Serverless computing provides provisioning, scheduling, scaling, and other back-end cloud infrastructure and operations tasks to the cloud provider. As a result, developers get more time to develop front-end applications and business logic. This eases up on the workload of your teams and ensures their maximum focus is on innovation.
Though technically, it does use servers, it is called serverless computing because the servers, in this case, are hosted by a third-party service provider, making them seemingly non-existent to the customer, who is not responsible for managing them. This is an essential step towards NoOps (no operations).
Every major cloud service provider offers a serverless platform, including Microsoft Azure, Google Cloud, and Amazon Web Services. Serverless is also at the core of cloud-native application development.
Also read: Is Serverless Computing Ready to Go Mainstream?
How are Serverless Platforms Improving DevOps?
The serverless model is better suited for certain customers than the IaaS and SaaS models, which demand a fixed monthly or yearly price. Sometimes developers do not need to use the entire capacity offered by their cloud solution.
In such cases, serverless computing provides a fine-grain, pay-as-you-go model, so you only pay for the resources consumed for the life of the called function. This can lead to significant reductions in the projected cost, allowing for greater savings over other cloud models for many workloads.
However, serverless models can only be considered an evolving technology at best. Considering it as a universal solution for development and operations problems, this model can lead to certain drawbacks.
That being said, IT professionals have reported using serverless for a large array of applications, including customer relationship management (CRM), finance, and business intelligence.
Popular Applications of Serverless Computing
Many major cloud service providers offer serverless platforms to users who can finally enjoy a NoOps state, including Amazon, Google, and Microsoft. Serverless platforms by Alibaba, IBM, and Oracle, among others, are soon to follow. At the same time, open-source projects such as OpenFaaS (function as a service) and Kubeless are bringing serverless technologies to on-premises architecture.
Get support for microservice architecture
One key usage of serverless computing is its support for microservice architectures, which enable the creation of small services with a singular job that can use APIs to connect to one another.
Serverless is uniquely suited for this model, which needs to run code that supports automatic scaling. Plus, the pricing model functions in such a way that you aren’t charged when no operations are running as opposed to PaaS or containers.
Also read: Securing Your Microservices Architecture: The Top 3 Best Practices
Work with different file types
Serverless works perfectly well with files in most formats such as video, image, text, or audio. You can carry out various functions such as data transformation and cleansing. In addition, text processing, such as PDF processing, sound manipulation like audio normalization, or video and image processing is also possible.
Compute parallel tasks
Any parallel task presents an excellent example for serverless runtime, and each parallel task triggers one action. Such tasks may include searching and sorting objects stored on the cloud, such as web scraping or map operations. Further, you can perform complex tasks like business process automation or hyperparameter tuning.
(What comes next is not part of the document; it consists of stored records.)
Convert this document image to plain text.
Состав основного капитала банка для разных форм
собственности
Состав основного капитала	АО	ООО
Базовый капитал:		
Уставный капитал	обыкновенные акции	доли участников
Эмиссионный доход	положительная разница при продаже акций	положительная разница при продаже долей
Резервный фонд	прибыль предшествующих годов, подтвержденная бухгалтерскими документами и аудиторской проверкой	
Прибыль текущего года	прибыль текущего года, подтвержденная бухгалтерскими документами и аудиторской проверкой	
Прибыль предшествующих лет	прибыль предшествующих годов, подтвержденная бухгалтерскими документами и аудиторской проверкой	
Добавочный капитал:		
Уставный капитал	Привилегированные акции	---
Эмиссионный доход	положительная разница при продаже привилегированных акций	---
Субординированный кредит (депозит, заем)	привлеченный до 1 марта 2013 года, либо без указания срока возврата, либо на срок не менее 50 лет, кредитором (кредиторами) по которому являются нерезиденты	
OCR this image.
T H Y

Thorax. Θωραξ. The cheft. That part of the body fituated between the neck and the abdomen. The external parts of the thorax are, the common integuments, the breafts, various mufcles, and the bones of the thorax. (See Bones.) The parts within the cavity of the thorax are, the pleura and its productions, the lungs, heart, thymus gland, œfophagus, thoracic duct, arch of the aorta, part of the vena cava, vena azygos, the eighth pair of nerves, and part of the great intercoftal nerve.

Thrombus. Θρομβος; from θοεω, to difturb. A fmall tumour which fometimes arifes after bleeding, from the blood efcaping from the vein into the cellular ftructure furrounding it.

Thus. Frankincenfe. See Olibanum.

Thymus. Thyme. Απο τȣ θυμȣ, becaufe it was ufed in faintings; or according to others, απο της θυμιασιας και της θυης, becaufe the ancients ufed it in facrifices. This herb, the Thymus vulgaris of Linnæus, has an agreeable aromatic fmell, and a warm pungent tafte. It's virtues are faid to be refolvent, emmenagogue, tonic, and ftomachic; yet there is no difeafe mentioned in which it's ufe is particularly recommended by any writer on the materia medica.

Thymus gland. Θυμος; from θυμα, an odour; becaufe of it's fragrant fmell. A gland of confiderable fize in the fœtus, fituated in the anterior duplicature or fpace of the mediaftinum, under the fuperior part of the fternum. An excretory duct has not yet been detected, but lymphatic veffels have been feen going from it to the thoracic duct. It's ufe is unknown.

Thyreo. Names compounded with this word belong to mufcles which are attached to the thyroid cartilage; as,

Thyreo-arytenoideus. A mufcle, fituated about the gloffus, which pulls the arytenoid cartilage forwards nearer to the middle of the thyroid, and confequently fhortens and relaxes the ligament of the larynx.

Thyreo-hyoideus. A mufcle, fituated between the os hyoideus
Robust foundation for streaming applications
Using FaaS, it is possible to build a steady foundation for the real-time creation of data pipelines and streaming apps. It is compatible with all kinds of data streams, including log data for IoT and other applications, validation, cleansing, enrichment, and transformation.
Test service continuity
You can set up FaaS, such as AWS Lambda functions, to make API calls to your services, much like API calls made by users. You can even create a mock flow of traffic to the services in production using FaaS.
These are good practices to test your service continuity periodically. Any failures that you might encounter are visible in your monitoring tool, so you are aware of failures or any performance drops.
Serverless pipelines for continuous deployment
You can use serverless to improve the CI/CD (continuous integration and continuous delivery) process and automate the entire process, from merging pull requests to deploying in production. And since FaaS functions are cost-efficient and easy to set up, DevOps engineers can focus on other parts of the infrastructure and further reduce costs.
Also read: Effectively Using Low-Code/No-Code in the Developer Cycle
Advantages of Using DevOps with Serverless Computing
Serverless computing has the potential to transform IT operations. By extending its property of levying charges based on function calls, developers can enjoy several applications. Some of the other major benefits of serverless computing include:
- Infinite scalability: Serverless computing allows you to scale functions horizontally and elastically based on the user traffic.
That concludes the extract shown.